Les deux faces de la médaille. Les CCT permettent également d’éviter la corruption dont souffrent les programmes sociaux. Le transfert d’espèces ne passe pas par des intermédiaires ou de vastes centrales d’achat qui pourraient négocier les prix et les quantités en échange d’une commission, comme dans le cas des distributions d’aliments, et les bénéficiaires eux-mêmes sont les mieux placés pour garantir que l’argent arrive tous les mois intact à sa destination.

Les résultats des estimations d’impact démontrent une meilleure utilisation des services de santé préventifs.

Cela dit, même les programmes les mieux conçus choquent par la faible qualité des services de santé et d’éducation. Les CCT peuvent bien s’attaquer au problème de la pauvreté du côté de la demande, mais ils ne font rien au niveau de l’offre, remarque Florez, de la BID. Certains pays ont encore une constellation d’initiatives sociales qui manquent d’articulation, ce qui alourdit leurs coûts de gestion et limite l’impact des dépenses publiques.

La crise financière mondiale actuelle exige une expansion des programmes de CCT. Mais le rôle qui incombe à ces programmes en période de récession n’est pas clair, comme l’indique Glassman.
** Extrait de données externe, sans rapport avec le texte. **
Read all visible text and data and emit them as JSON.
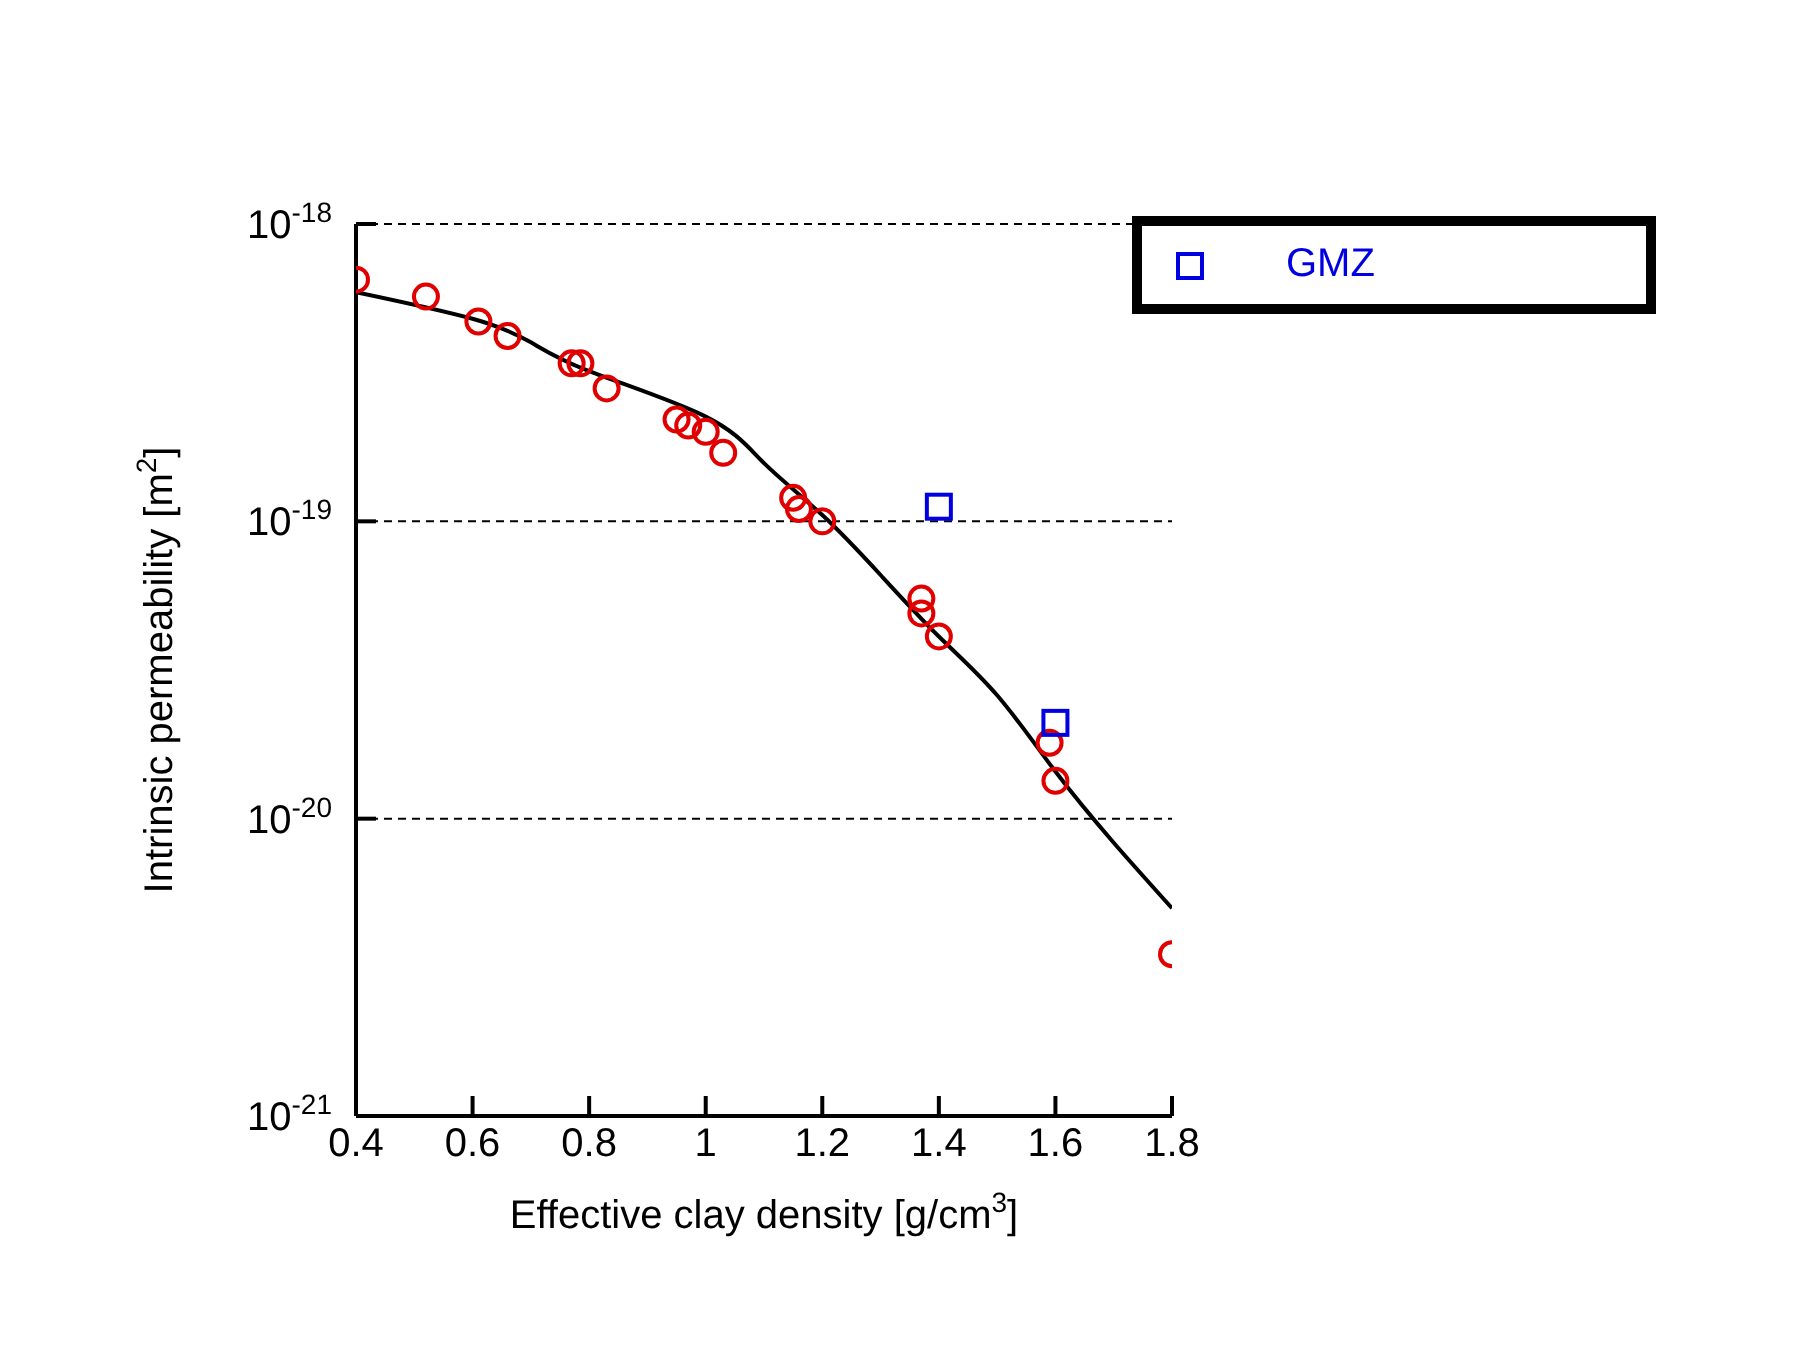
{
  "chart_data": {
    "type": "scatter",
    "xlabel": "Effective clay density [g/cm$^{3}$]",
    "ylabel": "Intrinsic permeability [m$^{2}$]",
    "log": "y",
    "xlim": [
      0.4,
      1.8
    ],
    "xticks": [
      0.4,
      0.6,
      0.8,
      1.0,
      1.2,
      1.4,
      1.6,
      1.8
    ],
    "ylim": [
      1e-21,
      1e-18
    ],
    "yticks": [
      {
        "value": 1e-21,
        "label": "10$^{-21}$"
      },
      {
        "value": 1e-20,
        "label": "10$^{-20}$"
      },
      {
        "value": 1e-19,
        "label": "10$^{-19}$"
      },
      {
        "value": 1e-18,
        "label": "10$^{-18}$"
      }
    ],
    "grid": "y",
    "legend": "top right",
    "series": [
      {
        "color": "#e00000",
        "marker": "circle",
        "x": [
          0.4,
          0.52,
          0.61,
          0.66,
          0.77,
          0.785,
          0.83,
          0.95,
          0.97,
          1.0,
          1.03,
          1.15,
          1.16,
          1.2,
          1.37,
          1.37,
          1.4,
          1.59,
          1.6,
          1.8
        ],
        "values": [
          6.5e-19,
          5.7e-19,
          4.7e-19,
          4.2e-19,
          3.4e-19,
          3.4e-19,
          2.8e-19,
          2.2e-19,
          2.1e-19,
          2e-19,
          1.7e-19,
          1.2e-19,
          1.1e-19,
          1e-19,
          5.5e-20,
          4.9e-20,
          4.1e-20,
          1.8e-20,
          1.34e-20,
          3.5e-21
        ]
      },
      {
        "name": "GMZ",
        "color": "#0000e0",
        "marker": "square",
        "x": [
          1.4,
          1.6
        ],
        "values": [
          1.12e-19,
          2.1e-20
        ]
      },
      {
        "type": "line",
        "color": "#000000",
        "marker": "none",
        "line_style": "solid",
        "x": [
          0.4,
          0.6,
          0.7,
          0.8,
          1.0,
          1.1,
          1.2,
          1.3,
          1.4,
          1.5,
          1.6,
          1.7,
          1.8
        ],
        "values": [
          5.9e-19,
          4.8e-19,
          4e-19,
          3.2e-19,
          2.25e-19,
          1.57e-19,
          1.05e-19,
          6.6e-20,
          4.1e-20,
          2.6e-20,
          1.44e-20,
          8.3e-21,
          5e-21
        ]
      }
    ]
  }
}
Certains analystes craignent que la pression qui s’exerce pour une expansion de ces programme n’entraîne un certain relâchement des mécanismes d’identification des bénéficiaires, dont l’objectivité et la transparence sont essentielles tant pour le bon fonctionnement des programmes que pour leur crédibilité. « À la fin de la crise, les CCT pourraient avoir pour bénéficiaires des familles frappées d’une pauvreté transitoire mais non structurelle, qui nécessitent des interventions sociales différenciées », affirme Mario Sánchez, spécialiste du développement social à la BID.
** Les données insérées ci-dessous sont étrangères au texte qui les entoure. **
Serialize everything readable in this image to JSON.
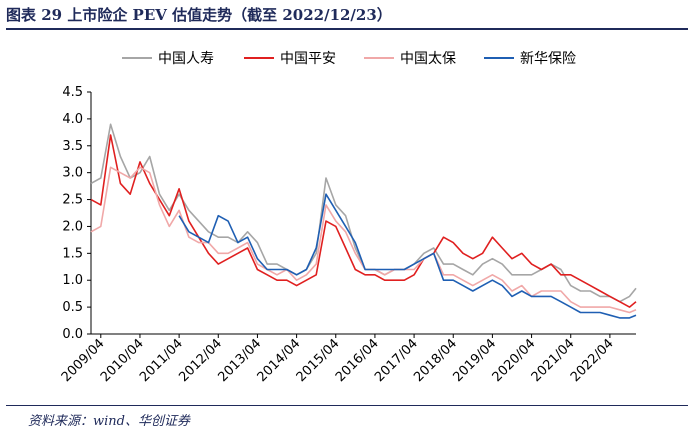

Il y a également le risque que les CCT finissent par se confondre avec les programmes d’urgence qui, par définition, doivent être transitoires, en ce sens qu’ils découlent de situations de crise et doivent disparaître avec celles-ci.

« Il faut que l’on ait une idée bien claire de l’objectif d’un programme social avant de conclure que la solution est le transfert conditionnel d’espèces », souligne Forez. Si le but du programme est de rompre le cycle de la transmission de la pauvreté d’une génération à la suivante, le CCT a tout son sens, mais si l’on veut agir dans ce secteur, il ne faut pas s’en écarter car cela serait source de conflit ».

Le succès même des programmes de CCT pourrait être leur faiblesse. Comme ils donnent des résultats, les gouvernements y on recours comme à des baguettes magiques, souligne Florez, « mais nous devons nous garder de créer un monstre dont nous ne pourrions ensuite nous débarrasser ».